I know--and Claudia mentioned--that we know a significant amount about poverty. It's a question of money in part, and I'm sure it's the case that you could always have more federal dollars. I think it involves more than that. Currently, as you know, under the housing portion of it, we have $2 billion over the next two years, and of course the homelessness strategy has been extended for five years at $1.95 billion. Education is important, as is skills upgrading, and we have $13.2 billion over two years. Of course, with respect to federal programs for families and children, there's somewhere in the range of $13 billion, so there's a lot of money in the pot. You can always use more, but it seems to me that there's also a need for working through the collaborative maze that's required to say how you best use what you have and maybe prevent provinces from clawing back. When federal governments put money in, provincial governments take it back--not all of them, but some of them, depending on their income support programs. So it seems to me it's more than just money, although that is always accepted.
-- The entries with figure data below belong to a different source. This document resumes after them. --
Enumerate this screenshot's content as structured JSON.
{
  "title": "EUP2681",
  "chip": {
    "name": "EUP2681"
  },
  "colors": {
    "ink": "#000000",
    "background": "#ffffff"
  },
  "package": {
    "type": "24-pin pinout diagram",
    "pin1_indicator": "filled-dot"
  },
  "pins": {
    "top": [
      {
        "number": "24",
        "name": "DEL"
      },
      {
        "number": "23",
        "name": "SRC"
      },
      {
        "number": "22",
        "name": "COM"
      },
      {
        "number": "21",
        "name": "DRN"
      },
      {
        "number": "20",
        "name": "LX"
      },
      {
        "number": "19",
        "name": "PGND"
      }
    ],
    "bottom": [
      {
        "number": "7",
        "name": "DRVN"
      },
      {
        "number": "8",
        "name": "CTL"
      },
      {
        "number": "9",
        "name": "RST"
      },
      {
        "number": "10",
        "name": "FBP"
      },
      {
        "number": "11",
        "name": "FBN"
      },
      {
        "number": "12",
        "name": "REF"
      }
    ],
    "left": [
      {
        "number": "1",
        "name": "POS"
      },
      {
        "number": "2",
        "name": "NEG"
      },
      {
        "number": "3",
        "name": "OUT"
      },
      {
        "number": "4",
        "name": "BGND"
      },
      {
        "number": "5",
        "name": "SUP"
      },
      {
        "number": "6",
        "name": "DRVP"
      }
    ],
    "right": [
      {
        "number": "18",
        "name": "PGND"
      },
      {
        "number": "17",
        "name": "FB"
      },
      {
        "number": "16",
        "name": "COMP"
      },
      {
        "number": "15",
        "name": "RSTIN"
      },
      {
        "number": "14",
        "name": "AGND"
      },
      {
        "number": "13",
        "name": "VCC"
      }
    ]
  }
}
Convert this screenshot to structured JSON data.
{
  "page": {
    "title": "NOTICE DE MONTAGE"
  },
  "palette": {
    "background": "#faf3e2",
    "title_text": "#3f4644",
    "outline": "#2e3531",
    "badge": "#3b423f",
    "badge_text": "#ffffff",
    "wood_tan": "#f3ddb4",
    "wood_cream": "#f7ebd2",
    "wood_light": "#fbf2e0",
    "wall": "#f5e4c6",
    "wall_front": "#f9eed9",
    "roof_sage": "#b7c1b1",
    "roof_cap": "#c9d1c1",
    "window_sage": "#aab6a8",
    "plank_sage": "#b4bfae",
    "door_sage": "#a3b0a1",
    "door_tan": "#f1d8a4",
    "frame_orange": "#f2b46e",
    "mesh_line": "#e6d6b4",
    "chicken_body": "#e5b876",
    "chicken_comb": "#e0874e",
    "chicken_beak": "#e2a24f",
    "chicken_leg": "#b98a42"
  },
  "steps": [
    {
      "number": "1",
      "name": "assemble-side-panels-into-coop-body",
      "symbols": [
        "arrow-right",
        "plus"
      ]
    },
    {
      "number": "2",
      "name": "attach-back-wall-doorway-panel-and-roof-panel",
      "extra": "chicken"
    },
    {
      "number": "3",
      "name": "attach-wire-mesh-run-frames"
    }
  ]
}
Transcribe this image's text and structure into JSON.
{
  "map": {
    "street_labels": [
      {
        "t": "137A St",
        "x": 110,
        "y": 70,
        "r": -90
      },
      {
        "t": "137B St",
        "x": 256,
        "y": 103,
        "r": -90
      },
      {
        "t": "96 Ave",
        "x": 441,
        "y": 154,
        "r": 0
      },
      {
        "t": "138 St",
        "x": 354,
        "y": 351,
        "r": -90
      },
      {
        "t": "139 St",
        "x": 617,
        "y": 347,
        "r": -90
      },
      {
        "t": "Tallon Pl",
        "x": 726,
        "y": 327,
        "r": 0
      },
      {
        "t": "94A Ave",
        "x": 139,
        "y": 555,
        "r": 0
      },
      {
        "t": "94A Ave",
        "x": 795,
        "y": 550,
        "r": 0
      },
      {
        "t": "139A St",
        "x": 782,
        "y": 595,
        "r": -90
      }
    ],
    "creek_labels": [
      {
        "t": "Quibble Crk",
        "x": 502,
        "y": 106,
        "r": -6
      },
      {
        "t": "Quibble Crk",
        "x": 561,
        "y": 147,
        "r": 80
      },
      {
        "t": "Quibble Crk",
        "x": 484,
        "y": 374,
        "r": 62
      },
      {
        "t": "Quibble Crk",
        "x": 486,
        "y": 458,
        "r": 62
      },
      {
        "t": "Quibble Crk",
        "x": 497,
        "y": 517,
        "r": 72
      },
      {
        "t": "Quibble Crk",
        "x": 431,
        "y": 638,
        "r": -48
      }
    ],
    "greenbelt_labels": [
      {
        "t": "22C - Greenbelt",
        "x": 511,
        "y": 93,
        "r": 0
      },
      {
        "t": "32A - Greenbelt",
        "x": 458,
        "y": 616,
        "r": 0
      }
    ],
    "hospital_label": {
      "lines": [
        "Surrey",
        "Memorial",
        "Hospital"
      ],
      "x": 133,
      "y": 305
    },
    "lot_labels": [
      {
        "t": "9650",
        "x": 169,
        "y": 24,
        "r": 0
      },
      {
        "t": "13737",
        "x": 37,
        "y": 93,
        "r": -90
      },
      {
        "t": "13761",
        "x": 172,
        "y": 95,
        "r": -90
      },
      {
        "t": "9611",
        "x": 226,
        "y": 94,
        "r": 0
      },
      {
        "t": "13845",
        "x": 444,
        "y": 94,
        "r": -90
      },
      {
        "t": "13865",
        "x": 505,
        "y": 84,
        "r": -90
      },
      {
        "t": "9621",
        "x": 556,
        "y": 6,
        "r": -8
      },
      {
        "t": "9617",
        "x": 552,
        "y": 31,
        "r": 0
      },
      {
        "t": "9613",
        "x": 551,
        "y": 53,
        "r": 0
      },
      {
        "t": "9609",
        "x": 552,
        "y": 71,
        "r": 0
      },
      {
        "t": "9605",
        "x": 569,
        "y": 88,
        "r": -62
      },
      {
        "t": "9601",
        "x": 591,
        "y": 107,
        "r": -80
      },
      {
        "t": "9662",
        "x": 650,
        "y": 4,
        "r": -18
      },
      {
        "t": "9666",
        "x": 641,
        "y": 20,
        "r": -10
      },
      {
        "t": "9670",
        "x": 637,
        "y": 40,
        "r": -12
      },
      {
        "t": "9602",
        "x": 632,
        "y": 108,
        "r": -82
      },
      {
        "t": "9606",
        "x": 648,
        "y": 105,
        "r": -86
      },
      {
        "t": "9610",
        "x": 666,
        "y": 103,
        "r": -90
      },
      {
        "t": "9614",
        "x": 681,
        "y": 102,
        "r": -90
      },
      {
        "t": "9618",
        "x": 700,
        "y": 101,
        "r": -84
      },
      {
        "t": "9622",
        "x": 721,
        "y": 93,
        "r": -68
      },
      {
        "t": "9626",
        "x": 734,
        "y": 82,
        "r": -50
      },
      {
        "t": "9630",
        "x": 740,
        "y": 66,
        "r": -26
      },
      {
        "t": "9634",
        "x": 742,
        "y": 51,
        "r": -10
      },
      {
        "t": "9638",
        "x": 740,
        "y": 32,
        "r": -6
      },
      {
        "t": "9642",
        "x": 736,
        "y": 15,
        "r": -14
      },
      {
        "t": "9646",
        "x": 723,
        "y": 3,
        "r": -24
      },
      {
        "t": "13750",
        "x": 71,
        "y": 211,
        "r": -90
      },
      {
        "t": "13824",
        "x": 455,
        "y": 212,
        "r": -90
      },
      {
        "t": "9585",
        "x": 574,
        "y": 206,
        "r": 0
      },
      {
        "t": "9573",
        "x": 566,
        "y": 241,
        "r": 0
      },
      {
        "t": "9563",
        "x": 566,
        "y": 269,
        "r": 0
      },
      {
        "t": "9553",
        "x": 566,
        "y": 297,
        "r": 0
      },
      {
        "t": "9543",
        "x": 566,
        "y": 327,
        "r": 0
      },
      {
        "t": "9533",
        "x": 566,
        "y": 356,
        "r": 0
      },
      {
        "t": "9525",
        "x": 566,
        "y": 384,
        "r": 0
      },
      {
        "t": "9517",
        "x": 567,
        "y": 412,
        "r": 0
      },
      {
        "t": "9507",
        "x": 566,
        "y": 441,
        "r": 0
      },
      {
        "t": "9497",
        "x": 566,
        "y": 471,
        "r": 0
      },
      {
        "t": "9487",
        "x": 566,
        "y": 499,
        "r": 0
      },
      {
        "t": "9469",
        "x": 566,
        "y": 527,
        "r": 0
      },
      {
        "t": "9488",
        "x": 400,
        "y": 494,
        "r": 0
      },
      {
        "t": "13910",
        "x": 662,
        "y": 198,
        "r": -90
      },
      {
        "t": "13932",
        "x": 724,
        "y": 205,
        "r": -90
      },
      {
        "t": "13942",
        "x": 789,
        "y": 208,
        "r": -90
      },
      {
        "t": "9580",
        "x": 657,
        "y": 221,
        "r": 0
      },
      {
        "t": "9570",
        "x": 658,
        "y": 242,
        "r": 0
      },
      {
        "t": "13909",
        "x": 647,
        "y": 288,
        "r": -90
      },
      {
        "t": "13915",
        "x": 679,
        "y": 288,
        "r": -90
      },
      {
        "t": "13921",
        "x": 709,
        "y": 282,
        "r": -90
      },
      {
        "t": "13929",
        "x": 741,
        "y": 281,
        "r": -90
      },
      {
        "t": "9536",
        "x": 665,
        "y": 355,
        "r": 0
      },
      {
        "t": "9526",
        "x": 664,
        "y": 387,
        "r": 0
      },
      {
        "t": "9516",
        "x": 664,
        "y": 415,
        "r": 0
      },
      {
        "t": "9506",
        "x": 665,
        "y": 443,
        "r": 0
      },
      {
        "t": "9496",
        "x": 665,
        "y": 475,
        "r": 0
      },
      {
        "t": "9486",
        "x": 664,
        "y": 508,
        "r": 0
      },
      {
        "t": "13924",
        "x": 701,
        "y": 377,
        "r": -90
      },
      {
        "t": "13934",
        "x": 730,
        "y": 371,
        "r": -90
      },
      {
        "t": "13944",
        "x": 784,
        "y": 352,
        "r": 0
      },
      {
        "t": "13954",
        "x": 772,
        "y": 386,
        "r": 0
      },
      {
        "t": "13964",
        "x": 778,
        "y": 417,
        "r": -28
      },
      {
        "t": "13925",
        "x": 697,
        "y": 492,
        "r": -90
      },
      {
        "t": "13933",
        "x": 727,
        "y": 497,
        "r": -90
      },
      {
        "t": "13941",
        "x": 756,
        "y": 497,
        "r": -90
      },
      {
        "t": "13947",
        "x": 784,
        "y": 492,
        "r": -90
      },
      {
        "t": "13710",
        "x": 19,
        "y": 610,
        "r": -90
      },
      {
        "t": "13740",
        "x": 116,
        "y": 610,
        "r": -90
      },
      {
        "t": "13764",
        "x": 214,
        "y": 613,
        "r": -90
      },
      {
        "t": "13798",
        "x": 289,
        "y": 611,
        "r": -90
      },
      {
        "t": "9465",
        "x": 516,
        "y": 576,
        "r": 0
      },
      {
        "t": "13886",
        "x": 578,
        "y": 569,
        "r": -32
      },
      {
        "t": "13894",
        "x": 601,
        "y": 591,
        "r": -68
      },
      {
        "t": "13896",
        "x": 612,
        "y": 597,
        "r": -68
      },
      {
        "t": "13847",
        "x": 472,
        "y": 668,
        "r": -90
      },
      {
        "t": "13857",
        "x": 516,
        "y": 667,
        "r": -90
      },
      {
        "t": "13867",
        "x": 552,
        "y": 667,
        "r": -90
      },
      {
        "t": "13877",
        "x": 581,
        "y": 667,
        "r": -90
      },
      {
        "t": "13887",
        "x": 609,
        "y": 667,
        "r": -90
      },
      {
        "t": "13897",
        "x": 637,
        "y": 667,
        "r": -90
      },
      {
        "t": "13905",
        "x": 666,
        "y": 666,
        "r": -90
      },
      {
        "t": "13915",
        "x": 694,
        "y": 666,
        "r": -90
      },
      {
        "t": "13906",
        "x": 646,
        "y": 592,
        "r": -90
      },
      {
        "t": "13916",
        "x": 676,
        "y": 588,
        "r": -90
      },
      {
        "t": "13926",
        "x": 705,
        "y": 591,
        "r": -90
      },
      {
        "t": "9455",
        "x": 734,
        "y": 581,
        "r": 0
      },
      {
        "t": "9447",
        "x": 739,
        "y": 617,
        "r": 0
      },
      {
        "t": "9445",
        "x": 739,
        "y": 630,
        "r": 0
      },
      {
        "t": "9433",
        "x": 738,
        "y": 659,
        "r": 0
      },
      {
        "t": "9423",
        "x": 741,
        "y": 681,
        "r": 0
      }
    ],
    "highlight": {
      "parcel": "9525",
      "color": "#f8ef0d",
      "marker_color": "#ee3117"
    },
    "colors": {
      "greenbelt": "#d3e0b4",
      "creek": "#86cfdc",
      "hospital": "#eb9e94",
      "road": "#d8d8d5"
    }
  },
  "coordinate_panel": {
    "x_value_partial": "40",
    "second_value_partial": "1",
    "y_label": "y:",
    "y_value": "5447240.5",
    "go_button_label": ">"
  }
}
The question is whether you can put more in.
I know the federal-provincial-municipal jurisdictional issue is a big deal, and I want to talk about that a little bit, but I'll maybe start by talking to Andrew about the definition again. How would you define poverty, and how would you measure it so that we know what we're dealing with and how we're doing on a year-to-year basis? Maybe you can just address that, and then I'll talk a little bit about the jurisdictional side.